Restoring SREBP activity largely rescued these defects, demonstrating that SOAT1 promotes immune resistance by maintaining cholesterol homeostasis, metabolic fitness, and redox balance. Consistent with these findings, SOAT1 inhibition significantly enhanced the cytotoxic efficacy of GPC3-specific CAR-T cells against human HCC cells. Furthermore, the researchers developed tacrolimus-resistant CAR-T (TR-CAR-T) cells, providing a potential therapeutic strategy for recurrent HCC in liver transplant recipients receiving immunosuppressive therapy.

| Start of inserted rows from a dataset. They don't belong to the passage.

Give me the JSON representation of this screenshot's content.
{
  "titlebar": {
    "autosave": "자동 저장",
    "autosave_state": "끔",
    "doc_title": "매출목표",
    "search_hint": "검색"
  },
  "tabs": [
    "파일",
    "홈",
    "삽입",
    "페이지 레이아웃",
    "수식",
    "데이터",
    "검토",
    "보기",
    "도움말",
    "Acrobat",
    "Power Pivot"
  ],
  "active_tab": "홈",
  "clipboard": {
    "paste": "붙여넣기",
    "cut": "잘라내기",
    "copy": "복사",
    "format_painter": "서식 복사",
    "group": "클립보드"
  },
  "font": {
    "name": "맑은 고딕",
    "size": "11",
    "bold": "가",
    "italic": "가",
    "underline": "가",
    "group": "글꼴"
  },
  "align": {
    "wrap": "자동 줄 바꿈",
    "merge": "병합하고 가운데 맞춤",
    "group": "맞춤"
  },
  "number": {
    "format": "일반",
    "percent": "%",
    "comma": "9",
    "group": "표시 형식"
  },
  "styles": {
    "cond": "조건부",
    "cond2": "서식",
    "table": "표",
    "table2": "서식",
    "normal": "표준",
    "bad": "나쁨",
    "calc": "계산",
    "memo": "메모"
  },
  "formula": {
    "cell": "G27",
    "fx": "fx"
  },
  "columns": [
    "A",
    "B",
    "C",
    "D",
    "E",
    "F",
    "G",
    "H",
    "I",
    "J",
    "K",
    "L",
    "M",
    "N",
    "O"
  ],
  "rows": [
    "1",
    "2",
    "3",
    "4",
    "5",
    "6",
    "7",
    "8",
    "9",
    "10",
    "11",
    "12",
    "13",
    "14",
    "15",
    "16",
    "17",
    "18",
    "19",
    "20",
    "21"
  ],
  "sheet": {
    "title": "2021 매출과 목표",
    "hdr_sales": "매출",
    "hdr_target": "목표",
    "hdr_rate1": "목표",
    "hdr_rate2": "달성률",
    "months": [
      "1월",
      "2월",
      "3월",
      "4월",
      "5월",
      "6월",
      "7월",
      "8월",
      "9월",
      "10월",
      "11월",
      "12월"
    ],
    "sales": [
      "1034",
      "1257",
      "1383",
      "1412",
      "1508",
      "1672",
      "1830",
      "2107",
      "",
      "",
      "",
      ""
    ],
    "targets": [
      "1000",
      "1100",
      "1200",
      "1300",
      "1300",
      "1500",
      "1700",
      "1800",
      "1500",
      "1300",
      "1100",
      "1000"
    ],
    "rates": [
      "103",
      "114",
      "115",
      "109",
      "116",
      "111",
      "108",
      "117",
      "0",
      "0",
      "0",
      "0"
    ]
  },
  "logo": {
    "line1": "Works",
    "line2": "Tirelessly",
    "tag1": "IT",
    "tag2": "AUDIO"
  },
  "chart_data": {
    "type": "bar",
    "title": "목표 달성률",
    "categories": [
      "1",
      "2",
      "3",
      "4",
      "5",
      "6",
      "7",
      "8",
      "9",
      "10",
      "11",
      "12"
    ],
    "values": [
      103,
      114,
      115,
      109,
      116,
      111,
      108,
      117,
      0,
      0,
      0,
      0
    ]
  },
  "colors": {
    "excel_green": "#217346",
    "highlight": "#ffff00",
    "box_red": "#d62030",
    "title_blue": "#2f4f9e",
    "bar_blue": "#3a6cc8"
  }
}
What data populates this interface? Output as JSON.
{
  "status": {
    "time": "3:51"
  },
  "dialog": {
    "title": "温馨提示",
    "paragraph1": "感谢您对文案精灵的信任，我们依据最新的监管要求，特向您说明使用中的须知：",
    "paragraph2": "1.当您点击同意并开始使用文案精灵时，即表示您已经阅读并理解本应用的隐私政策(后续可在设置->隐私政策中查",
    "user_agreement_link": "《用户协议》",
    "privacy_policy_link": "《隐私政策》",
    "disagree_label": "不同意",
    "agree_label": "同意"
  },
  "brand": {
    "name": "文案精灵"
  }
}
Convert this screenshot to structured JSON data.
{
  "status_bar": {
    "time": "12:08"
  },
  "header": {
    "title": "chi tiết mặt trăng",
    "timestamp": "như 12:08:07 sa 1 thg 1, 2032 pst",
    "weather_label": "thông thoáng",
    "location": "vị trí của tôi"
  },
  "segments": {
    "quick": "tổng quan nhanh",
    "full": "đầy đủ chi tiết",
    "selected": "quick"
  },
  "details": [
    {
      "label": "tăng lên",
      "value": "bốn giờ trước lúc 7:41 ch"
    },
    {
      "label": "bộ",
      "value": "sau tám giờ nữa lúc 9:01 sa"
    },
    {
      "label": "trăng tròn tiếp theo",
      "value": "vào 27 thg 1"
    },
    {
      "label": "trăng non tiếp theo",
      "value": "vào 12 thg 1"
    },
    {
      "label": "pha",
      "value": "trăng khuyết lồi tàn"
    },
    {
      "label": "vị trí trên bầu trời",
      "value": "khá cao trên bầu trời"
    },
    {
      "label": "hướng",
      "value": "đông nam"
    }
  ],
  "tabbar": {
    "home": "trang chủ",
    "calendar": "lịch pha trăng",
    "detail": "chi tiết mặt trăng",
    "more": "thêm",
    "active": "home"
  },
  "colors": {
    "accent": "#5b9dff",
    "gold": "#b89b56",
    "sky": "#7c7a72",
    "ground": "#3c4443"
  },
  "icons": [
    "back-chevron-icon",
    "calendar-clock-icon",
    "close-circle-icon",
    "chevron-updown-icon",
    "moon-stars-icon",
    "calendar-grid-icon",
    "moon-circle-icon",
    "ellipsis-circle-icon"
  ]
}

Collectively, this study identifies SOAT1 as a key metabolic driver of immune evasion and postoperative recurrence in hepatocellular carcinoma. More importantly, it establishes a conceptual framework in which cholesterol esterification sustains metabolic and redox resilience, thereby enabling tumor cells to withstand CD8⁺ T-cell-mediated immune attack. These findings redefine cholesterol esterification as more than a lipid storage pathway, revealing it as a central metabolic mechanism that links lipid metabolism to antitumor immunity. By identifying SOAT1 as a therapeutically actionable target, the study provides a strong rationale for combining SOAT1 inhibition with immune checkpoint blockade or CAR-T cell therapy to overcome immunotherapy resistance and reduce postoperative recurrence, particularly in obesity-associated HCC and liver transplant recipients.